Environmentalists have responded to the legislative stalemate by waging what amounts to guerrilla warfare against mines all over the West. Instead of targeting the mining industry in Congress, they're now fighting mining proposals at the grassroots level.
"Community by community, people have to make decisions on how to deal with a mine they don't want," says Aimee Boulanger of the Mineral Policy Center. Boulanger's group played a high-profile role in the effort to get Congress to reform federal mining laws. When that failed, the MPC decided to target its efforts on the local level. Today Boulanger tracks mines all over the Southwest from her base in Durango--her job title is "southwest circuit rider"--and she says those opposed to environmentally destructive mines have to fight them any way they can.
"As long as we have the 1872 mining law, we don't have a lot of tools to use to protect public resources," says Boulanger.

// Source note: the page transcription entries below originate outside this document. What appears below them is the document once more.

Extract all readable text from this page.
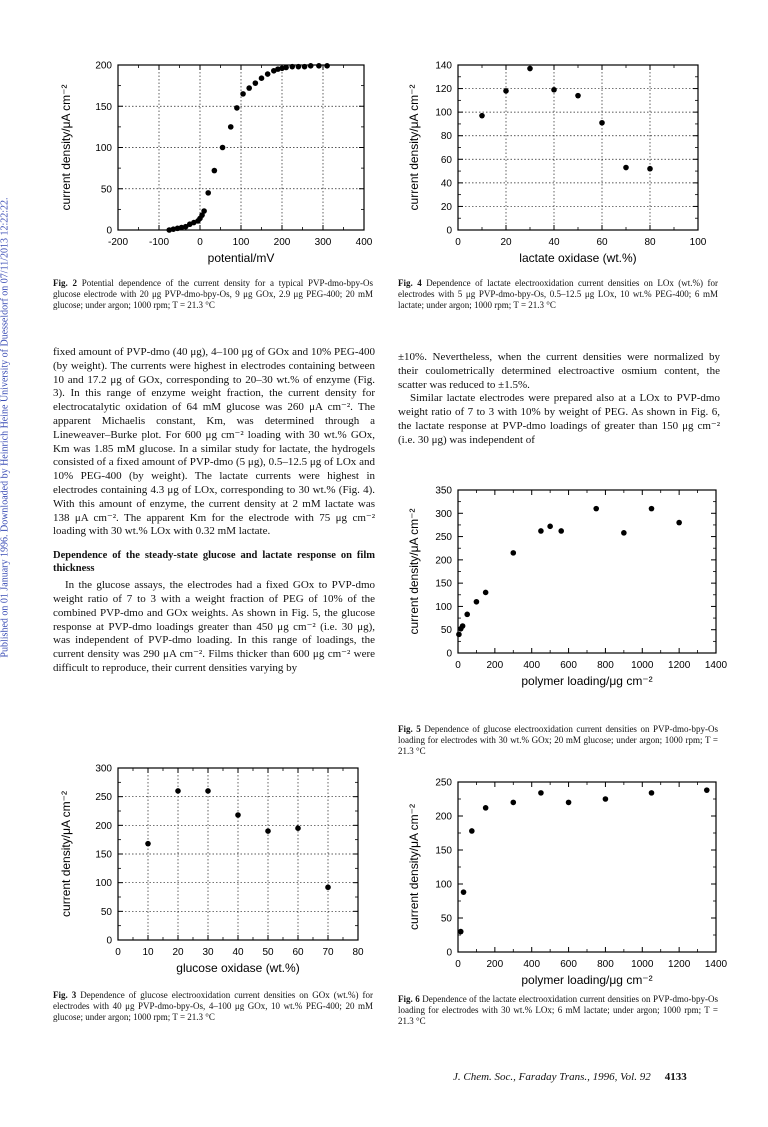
Published on 01 January 1996. Downloaded by Heinrich Heine University of Duesseldorf on 07/11/2013 12:22:22.	-200 -100	0	100 200 300 400
0
50
100
150
200
potential/mV
current density/μA cm⁻²
0	20	40	60	80	100
0
20
40
60
80
100
120
140
lactate oxidase (wt.%)
current density/μA cm⁻²
0	200 400 600 800 1000 1200 1400
0
50
100
150
200
250
300
350
polymer loading/μg cm⁻²
current density/μA cm⁻²
0 10 20 30 40 50 60 70 80
0
50
100
150
200
250
300
glucose oxidase (wt.%)
current density/μA cm⁻²
0	200 400 600 800 1000 1200 1400
0
50
100
150
200
250
polymer loading/μg cm⁻²
current density/μA cm⁻²
Fig. 2 Potential dependence of the current density for a typical PVP-dmo-bpy-Os glucose electrode with 20 μg PVP-dmo-bpy-Os, 9 μg GOx, 2.9 μg PEG-400; 20 mM glucose; under argon; 1000 rpm; T = 21.3 °C
Fig. 4 Dependence of lactate electrooxidation current densities on LOx (wt.%) for electrodes with 5 μg PVP-dmo-bpy-Os, 0.5–12.5 μg LOx, 10 wt.% PEG-400; 6 mM lactate; under argon; 1000 rpm; T = 21.3 °C
Fig. 5 Dependence of glucose electrooxidation current densities on PVP-dmo-bpy-Os loading for electrodes with 30 wt.% GOx; 20 mM glucose; under argon; 1000 rpm; T = 21.3 °C
Fig. 3 Dependence of glucose electrooxidation current densities on GOx (wt.%) for electrodes with 40 μg PVP-dmo-bpy-Os, 4–100 μg GOx, 10 wt.% PEG-400; 20 mM glucose; under argon; 1000 rpm; T = 21.3 °C
Fig. 6 Dependence of the lactate electrooxidation current densities on PVP-dmo-bpy-Os loading for electrodes with 30 wt.% LOx; 6 mM lactate; under argon; 1000 rpm; T = 21.3 °C

fixed amount of PVP-dmo (40 μg), 4–100 μg of GOx and 10% PEG-400 (by weight). The currents were highest in electrodes containing between 10 and 17.2 μg of GOx, corresponding to 20–30 wt.% of enzyme (Fig. 3). In this range of enzyme weight fraction, the current density for electrocatalytic oxidation of 64 mM glucose was 260 μA cm⁻². The apparent Michaelis constant, Km, was determined through a Lineweaver–Burke plot. For 600 μg cm⁻² loading with 30 wt.% GOx, Km was 1.85 mM glucose. In a similar study for lactate, the hydrogels consisted of a fixed amount of PVP-dmo (5 μg), 0.5–12.5 μg of LOx and 10% PEG-400 (by weight). The lactate currents were highest in electrodes containing 4.3 μg of LOx, corresponding to 30 wt.% (Fig. 4). With this amount of enzyme, the current density at 2 mM lactate was 138 μA cm⁻². The apparent Km for the electrode with 75 μg cm⁻² loading with 30 wt.% LOx with 0.32 mM lactate.

Dependence of the steady-state glucose and lactate response on film thickness

In the glucose assays, the electrodes had a fixed GOx to PVP-dmo weight ratio of 7 to 3 with a weight fraction of PEG of 10% of the combined PVP-dmo and GOx weights. As shown in Fig. 5, the glucose response at PVP-dmo loadings greater than 450 μg cm⁻² (i.e. 30 μg), was independent of PVP-dmo loading. In this range of loadings, the current density was 290 μA cm⁻². Films thicker than 600 μg cm⁻² were difficult to reproduce, their current densities varying by

±10%. Nevertheless, when the current densities were normalized by their coulometrically determined electroactive osmium content, the scatter was reduced to ±1.5%.

Similar lactate electrodes were prepared also at a LOx to PVP-dmo weight ratio of 7 to 3 with 10% by weight of PEG. As shown in Fig. 6, the lactate response at PVP-dmo loadings of greater than 150 μg cm⁻² (i.e. 30 μg) was independent of

J. Chem. Soc., Faraday Trans., 1996, Vol. 92 4133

Summo's Hahn predicts that if copper mining becomes too difficult in the U.S., production will move to completely unregulated locales overseas. "If you're thinking globally, is it really the best policy to encourage mining in the Amazon rainforest?" he asks.
But environmentalists like Tutchton say they don't want to end copper mining. They just want the industry to follow environmental standards that have worked well in other fields, including coal mining. "We're not out to kill this mine," insists Tutchton. "We want to make it a safe mine and a reclaimed mine."
Howe, who has lived in Moab for just over a year, says she's been appalled by the attitude of longtime residents toward mining. "When we started the appeal, we got a lot of flak that we were putting 143 jobs on the line," she says. "People here have this romantic illusion about mining. There's so much mineral wealth in Utah, [the state] could easily be trashed. The people here don't seem to care."
While Howe would prefer there be no mining in the Lisbon Valley, she says she's willing to accept a copper mine with strong environmental safeguards in place. She believes the mining industry needs to recognize that the public's attitudes are changing. "It's a really selfish industry that's gotten its way for 125 years," she adds. "They need to become a responsible industry."
Despite his legal jousting with Howe and her attorney, Hahn also believes the mining industry needs to change. He says too many miners are out of touch with the West's changing population--for instance, Hahn points out that other mining companies might have fought the BLM in court for the right to mine in New Mexico, whether or not the local residents approved. "I think what the mining industry has to do is recognize a paradigm shift has occurred," says Hahn. "There is a new West out here, and we have to recognize that."
As for the Lisbon Valley, he says he still believes Summo and the project's opponents can strike a deal that will allow the company to break ground on its first mine. "We're going a long way to meet their needs," he says. "We're not out to do things on the quick and dirty. We're not out to create any environmental nightmares.